Depuis quelques jours, sur les réseaux sociaux et dans les journaux, les journalistes ivoiriens ne décolèrent pas. La cause : le projet de loi sur la presse, présenté le 5 mai, par le gouvernement devant la commission des affaires générales et institutionnelles de l’Assemblée nationale.

Ce projet de loi avait été proposé par l’ancienne ministre de la communication Affoussiata Bamba Lamine et validé en Conseil des ministres avant d’arriver à la table de l’Assemblée. C’est notamment l’article 90 qui provoque l’indignation des journalistes. Selon les dispositions de cet article, quiconque, par voie de presse, fait l’apologie des crimes de guerre et crimes contre l’humanité, collabore avec l’ennemi ou encore incite au vol et au pillage, au meurtre, incite à la xénophobie, à la haine tribale est passible d’une peine d’emprisonnement de 1 à 5 ans, et d’une amende de 300 000 à 3 millions de francs CFA.

Vendredi 5 mai, deux jours après les marches organisées à l’occasion de la journée mondiale de la liberté de la presse, un groupe de journalistes a fait irruption dans l’hémicycle avec une banderole portant l’inscription « Non à l’emprisonnement des journalistes » pour manifester son opposition à cette loi jugée liberticide.

Dans ce climat tendu, Pierre Kouamé, président de l’Association ivoirienne des journalistes catholiques, déplore le « recul démocratique » en Côte d’Ivoire. « Jusque-là, une loi garantissait une assez large liberté à la presse, explique-t-il. D’ailleurs, il existe déjà des voies de recours lorsque l’information est fausse : le droit de réponse et le Conseil National de la Presse (CNP) qui sanctionne les organes de presse lorsqu’ils ne respectent pas la déontologie du métier. Ce n’est pas au procureur ou à l’État de se substituer à cet organe pour traîner les journalistes en prison comme de vulgaires bandits. »
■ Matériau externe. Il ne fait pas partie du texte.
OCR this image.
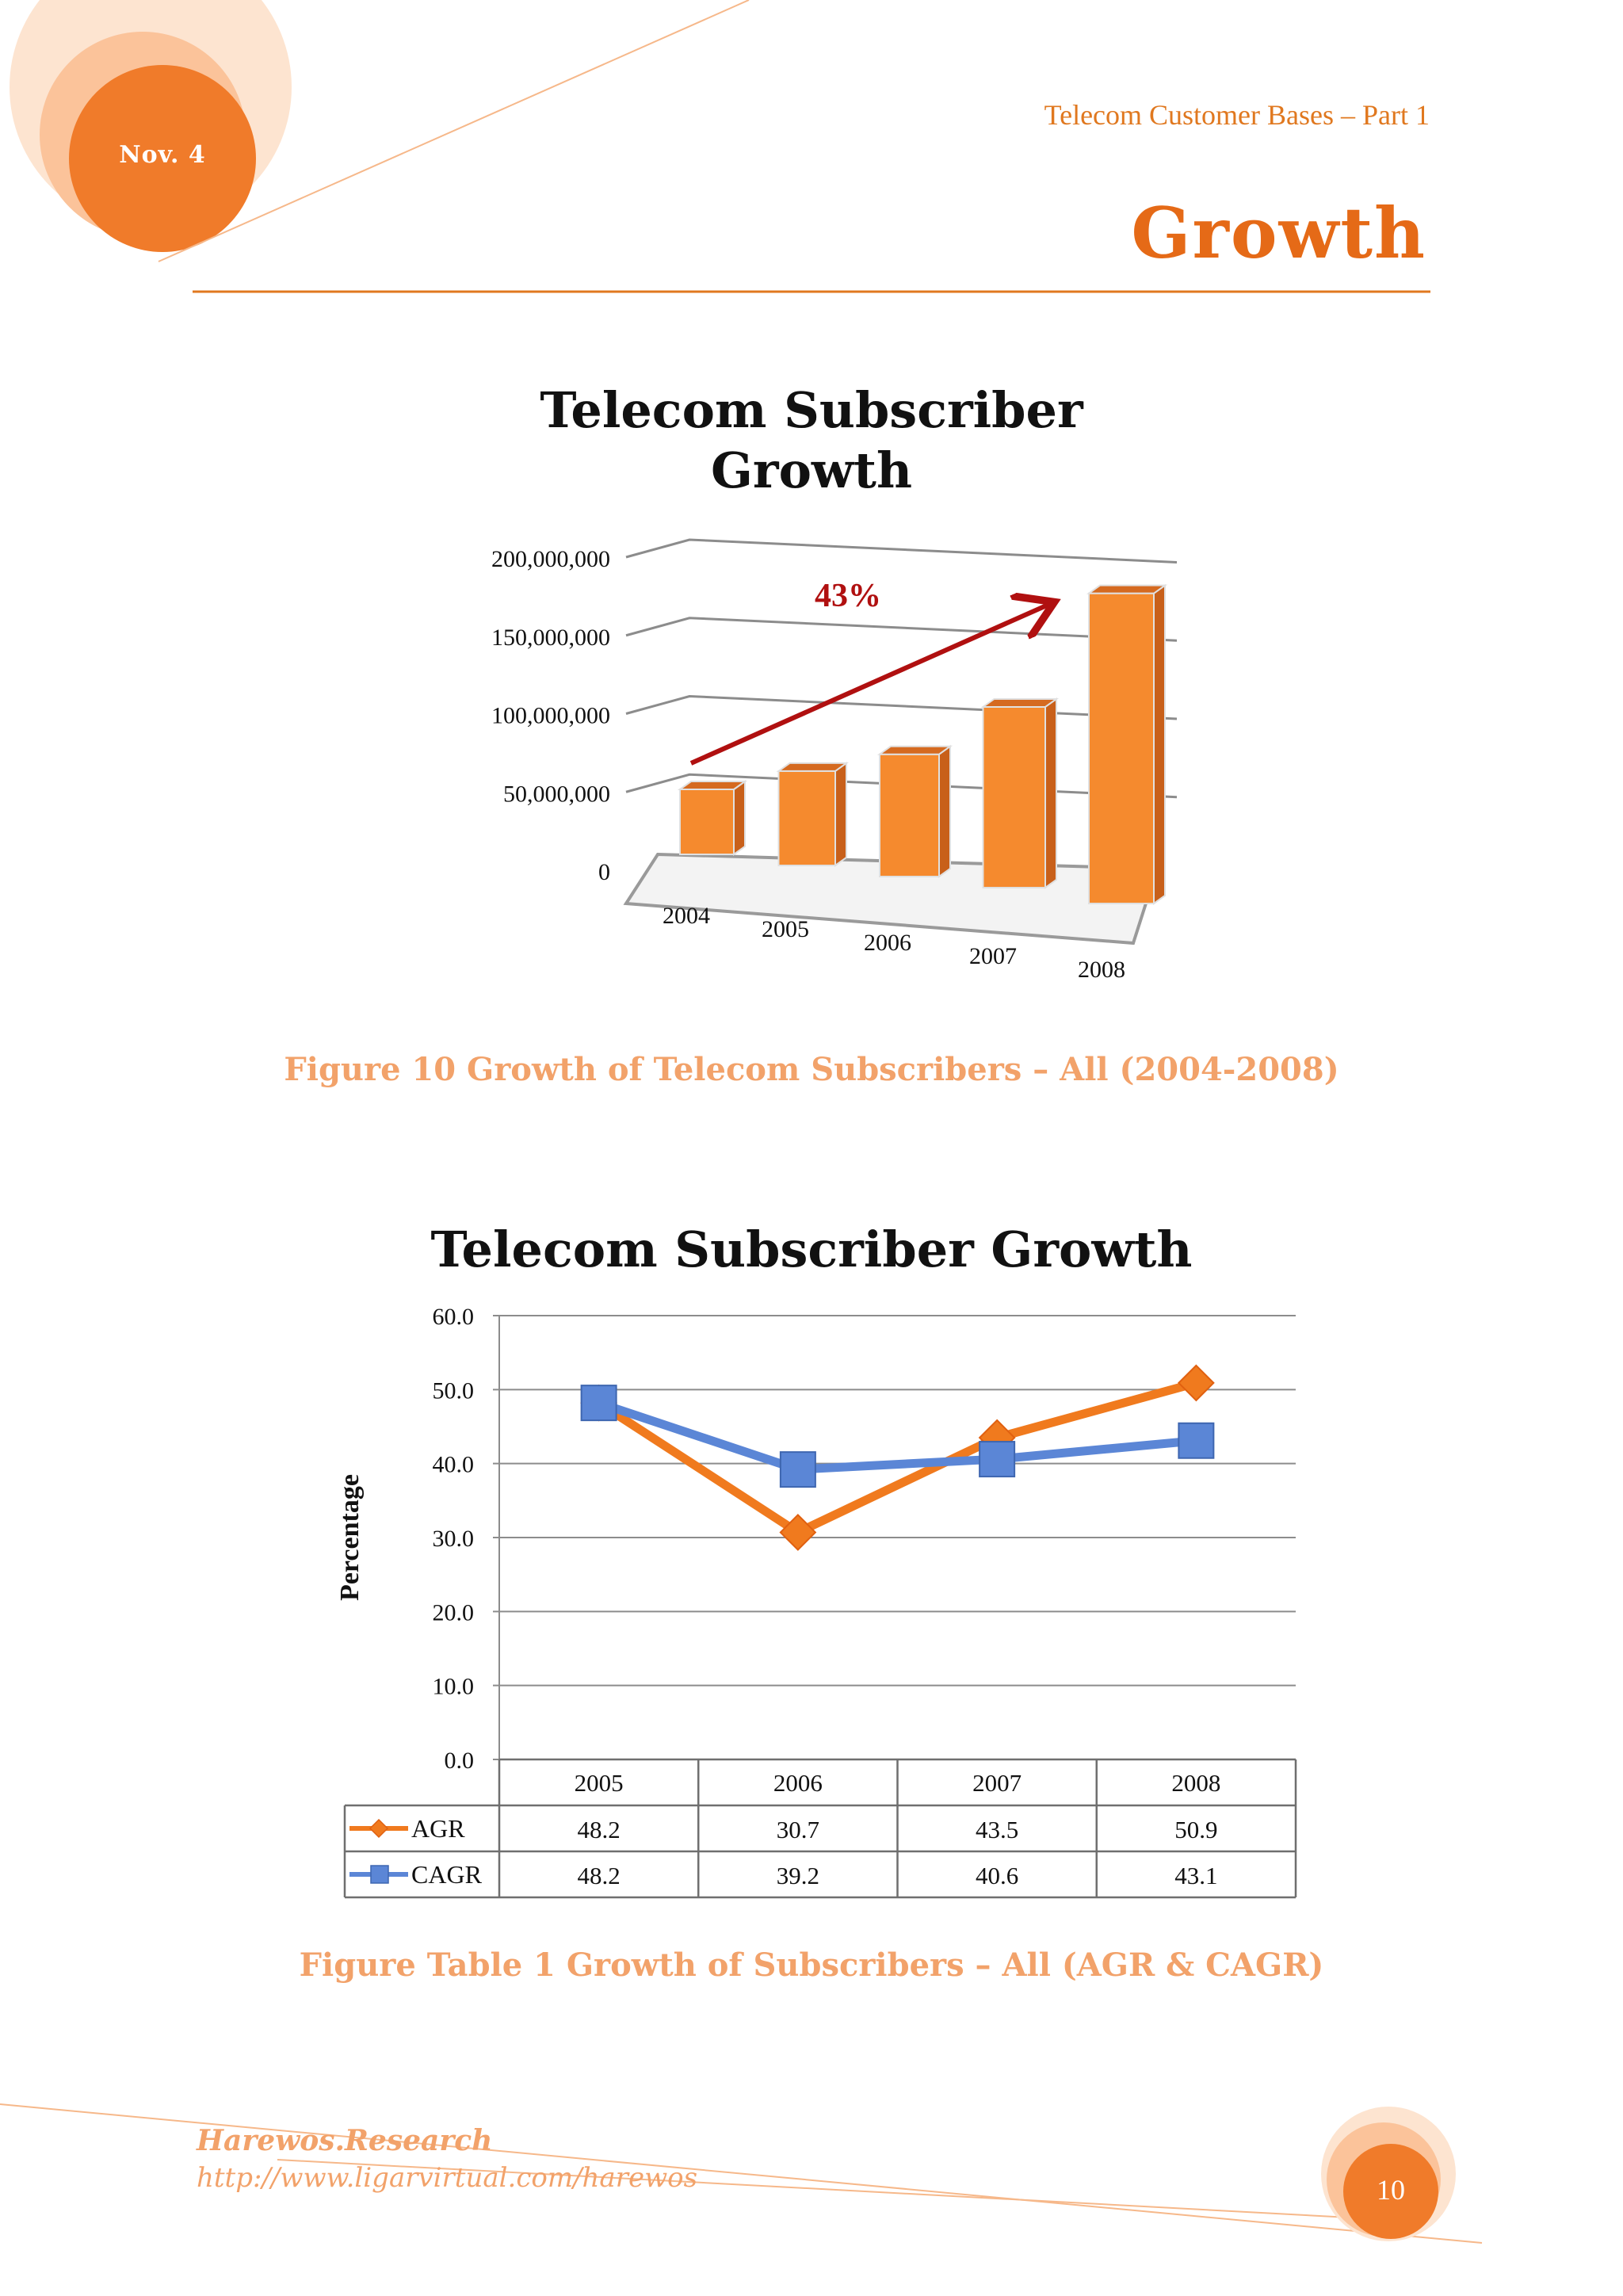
Nov. 4
Telecom Customer Bases – Part 1
Growth
Telecom Subscriber
Growth
0
50,000,000
100,000,000
150,000,000
200,000,000
2004
2005
2006
2007
2008
43%
Figure 10 Growth of Telecom Subscribers – All (2004-2008)
Telecom Subscriber Growth
0.0
10.0
20.0
30.0
40.0
50.0
60.0
Percentage
2005	2006	2007	2008
AGR	48.2	30.7	43.5	50.9
CAGR	48.2	39.2	40.6	43.1
Figure Table 1 Growth of Subscribers – All (AGR & CAGR)
Harewos.Research
http://www.ligarvirtual.com/harewos	10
Innocent Beugré, secrétaire général de l’association, dénonce également cette « confiscation de la liberté de la presse. » Pour lui, le journalisme en Côte d’Ivoire est désormais un métier à haut risque.

Innocent Beugré relève aussi des difficultés d’un autre ordre : « En plus du manque d’équipement et du mauvais traitement salarial, il faut noter la trop forte implication des politiques. De ce fait, les journalistes subissent menaces et intimidation. »
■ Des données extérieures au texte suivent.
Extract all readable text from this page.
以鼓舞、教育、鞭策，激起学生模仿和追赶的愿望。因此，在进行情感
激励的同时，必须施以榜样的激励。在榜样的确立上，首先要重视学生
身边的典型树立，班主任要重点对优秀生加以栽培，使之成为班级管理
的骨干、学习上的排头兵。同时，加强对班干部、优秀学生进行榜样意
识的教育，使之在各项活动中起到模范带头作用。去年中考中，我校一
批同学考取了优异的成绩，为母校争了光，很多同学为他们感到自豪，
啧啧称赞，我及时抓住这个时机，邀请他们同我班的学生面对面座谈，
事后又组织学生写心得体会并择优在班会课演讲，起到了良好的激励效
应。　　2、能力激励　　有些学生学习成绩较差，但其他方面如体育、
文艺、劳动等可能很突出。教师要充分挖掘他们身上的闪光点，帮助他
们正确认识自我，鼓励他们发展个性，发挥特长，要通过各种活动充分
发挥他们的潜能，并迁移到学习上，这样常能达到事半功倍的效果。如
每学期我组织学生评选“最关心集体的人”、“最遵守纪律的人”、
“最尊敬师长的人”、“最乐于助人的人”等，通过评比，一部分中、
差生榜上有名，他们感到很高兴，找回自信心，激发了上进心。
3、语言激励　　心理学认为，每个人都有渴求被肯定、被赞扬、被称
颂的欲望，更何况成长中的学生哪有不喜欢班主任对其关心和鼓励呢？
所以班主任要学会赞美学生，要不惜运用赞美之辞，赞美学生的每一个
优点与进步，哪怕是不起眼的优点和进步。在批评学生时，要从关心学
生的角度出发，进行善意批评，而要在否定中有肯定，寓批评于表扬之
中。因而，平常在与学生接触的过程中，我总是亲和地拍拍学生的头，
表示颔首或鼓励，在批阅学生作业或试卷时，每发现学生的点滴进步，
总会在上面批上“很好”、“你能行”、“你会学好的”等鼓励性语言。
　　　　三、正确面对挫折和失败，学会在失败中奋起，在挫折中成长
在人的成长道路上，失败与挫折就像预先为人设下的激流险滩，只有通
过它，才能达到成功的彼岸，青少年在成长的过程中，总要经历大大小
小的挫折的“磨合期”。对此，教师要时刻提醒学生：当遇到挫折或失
Pour Pierre Kouamé, la précarité du métier demeure un grand handicap : « Mon plus grand choc en tant que journaliste, c’était au moment de mes stages dans les maisons de presse. Non seulement ce n’était pas rémunéré mais encore je passais de désillusion en désillusion car je n’étais jamais confirmé à mon poste. Ces entreprises de presse préfèrent changer les stagiaires plutôt que de les embaucher. »
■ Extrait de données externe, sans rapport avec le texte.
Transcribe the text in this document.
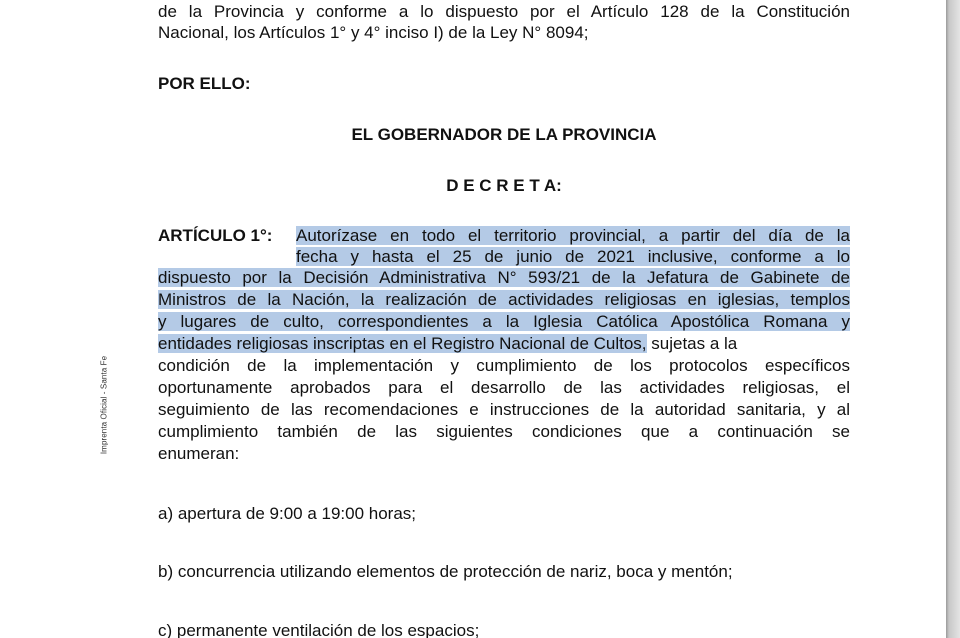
Imprenta Oficial - Santa Fe
de la Provincia y conforme a lo dispuesto por el Artículo 128 de la Constitución
Nacional, los Artículos 1° y 4° inciso I) de la Ley N° 8094;
POR ELLO:
EL GOBERNADOR DE LA PROVINCIA
D E C R E T A:
ARTÍCULO 1°: Autorízase en todo el territorio provincial, a partir del día de la
fecha y hasta el 25 de junio de 2021 inclusive, conforme a lo
dispuesto por la Decisión Administrativa N° 593/21 de la Jefatura de Gabinete de
Ministros de la Nación, la realización de actividades religiosas en iglesias, templos
y lugares de culto, correspondientes a la Iglesia Católica Apostólica Romana y
entidades religiosas inscriptas en el Registro Nacional de Cultos, sujetas a la
condición de la implementación y cumplimiento de los protocolos específicos
oportunamente aprobados para el desarrollo de las actividades religiosas, el
seguimiento de las recomendaciones e instrucciones de la autoridad sanitaria, y al
cumplimiento también de las siguientes condiciones que a continuación se
enumeran:
a) apertura de 9:00 a 19:00 horas;
b) concurrencia utilizando elementos de protección de nariz, boca y mentón;
c) permanente ventilación de los espacios;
À ces difficultés s’ajoutent celles liées à la collaboration avec les instances d’Église. « L’Église est réticente à s’ouvrir aux journalistes, cela nous rend le travail très compliqué. Le pire est que le filtrage qu’elle tente opérer sur l’information et la lourdeur des procédures finissent par se retourner contre elle. En outre, le silence des évêques sur certains sujets donne du poids aux rumeurs », estime Innocent Beugré.